Lisa Ruimy Holzkenner is a psychoanalyst and family therapist with extensive clinical experience in the treatment of post-traumatic stress disorder, early childhood development, and couples and family therapy. Ms. Holzkenner has lectured extensively on her clinical work in the United States and overseas.

She was born in Morocco, lived briefly in France and Israel, and has resided in Chelsea in Manhattan for the past 58 years. Ms. Holzkenner loves photographing birds, flowers, and anything visual that creates nostalgia for what we were, what we are, and what we always will be: part of nature. Her photographs have appeared in Persimmon Tree online magazine and various other publications, as well as in a traveling exhibition on the life of Bayard Rustin.  

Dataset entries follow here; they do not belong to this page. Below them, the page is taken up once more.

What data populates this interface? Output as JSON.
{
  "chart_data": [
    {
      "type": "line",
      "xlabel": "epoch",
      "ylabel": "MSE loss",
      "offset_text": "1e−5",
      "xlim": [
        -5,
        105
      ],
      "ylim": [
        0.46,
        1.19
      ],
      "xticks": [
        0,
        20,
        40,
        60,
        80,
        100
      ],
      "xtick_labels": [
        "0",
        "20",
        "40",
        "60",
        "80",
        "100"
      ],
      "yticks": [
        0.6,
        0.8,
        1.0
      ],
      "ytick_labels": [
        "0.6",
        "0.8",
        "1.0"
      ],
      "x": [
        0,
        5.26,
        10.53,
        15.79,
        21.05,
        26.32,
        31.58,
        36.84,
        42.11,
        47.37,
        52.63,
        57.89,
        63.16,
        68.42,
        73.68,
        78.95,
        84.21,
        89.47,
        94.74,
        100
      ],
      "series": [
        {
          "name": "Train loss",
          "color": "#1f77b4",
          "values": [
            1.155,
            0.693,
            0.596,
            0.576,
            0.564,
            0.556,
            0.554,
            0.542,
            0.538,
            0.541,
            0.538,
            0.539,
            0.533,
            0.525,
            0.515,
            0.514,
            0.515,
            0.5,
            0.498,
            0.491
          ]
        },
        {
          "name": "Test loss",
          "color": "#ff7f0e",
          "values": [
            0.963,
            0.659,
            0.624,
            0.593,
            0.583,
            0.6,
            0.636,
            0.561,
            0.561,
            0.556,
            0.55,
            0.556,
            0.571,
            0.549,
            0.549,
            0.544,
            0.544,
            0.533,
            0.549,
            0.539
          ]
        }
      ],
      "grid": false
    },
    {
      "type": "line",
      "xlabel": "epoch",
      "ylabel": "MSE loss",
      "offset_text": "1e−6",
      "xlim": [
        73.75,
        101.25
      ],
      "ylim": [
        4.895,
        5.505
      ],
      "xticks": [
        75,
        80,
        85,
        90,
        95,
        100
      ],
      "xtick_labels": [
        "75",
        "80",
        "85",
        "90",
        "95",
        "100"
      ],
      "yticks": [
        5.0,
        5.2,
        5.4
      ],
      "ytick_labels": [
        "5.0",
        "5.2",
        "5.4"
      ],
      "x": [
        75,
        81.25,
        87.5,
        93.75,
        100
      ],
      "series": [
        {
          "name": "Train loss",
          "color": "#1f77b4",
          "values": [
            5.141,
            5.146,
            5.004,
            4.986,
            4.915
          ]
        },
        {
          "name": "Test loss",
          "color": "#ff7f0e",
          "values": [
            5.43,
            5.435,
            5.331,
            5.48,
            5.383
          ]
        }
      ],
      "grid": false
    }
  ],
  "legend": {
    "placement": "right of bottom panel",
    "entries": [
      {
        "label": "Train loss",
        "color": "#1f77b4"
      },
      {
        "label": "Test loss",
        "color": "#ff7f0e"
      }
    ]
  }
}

Her poem, “Hidden Identities in Transition,” inspired by the Jews of Belmonte, Portugal, and an essay, “When Understanding Comes,” both appeared in the Jewish Writing Project; her poem on Belmonte also appeared in the United Federation of Teachers’ publication, “Reflections in Poetry and Prose 2015”, and in the Autumn/Winter 2016 issue of HaLapid, the magazine for The Society for Crypto-Judaic Studies. In April 2016, her poem “A Raven in Our Oasis at Penn South” was published in Chelsea Now newspaper. On May 31, 2018, her piece “Birds Know No Borders” was published on the Israeli Birding Portal in both English and Hebrew. Ms. Holzkenner was also profiled in the Summer 2018 / Volume XXXIX No. 2 Newsletter of the New York City Audubon. On July 19, 2019, her poem “Ode to Cattle Egret” was published in Chelsea Now newspaper. Her poem “In Search of Meaning Amid Coronavirus Pandemic” was published via ChelseaCommunityNew.com on July 31, 2020. To read that poem, click here.

Ms. Holzkenner has two children, Bella Holzkenner Pickett and Stewart Holzkenner, and has five grandchildren, for whom she writes storybooks and poetry.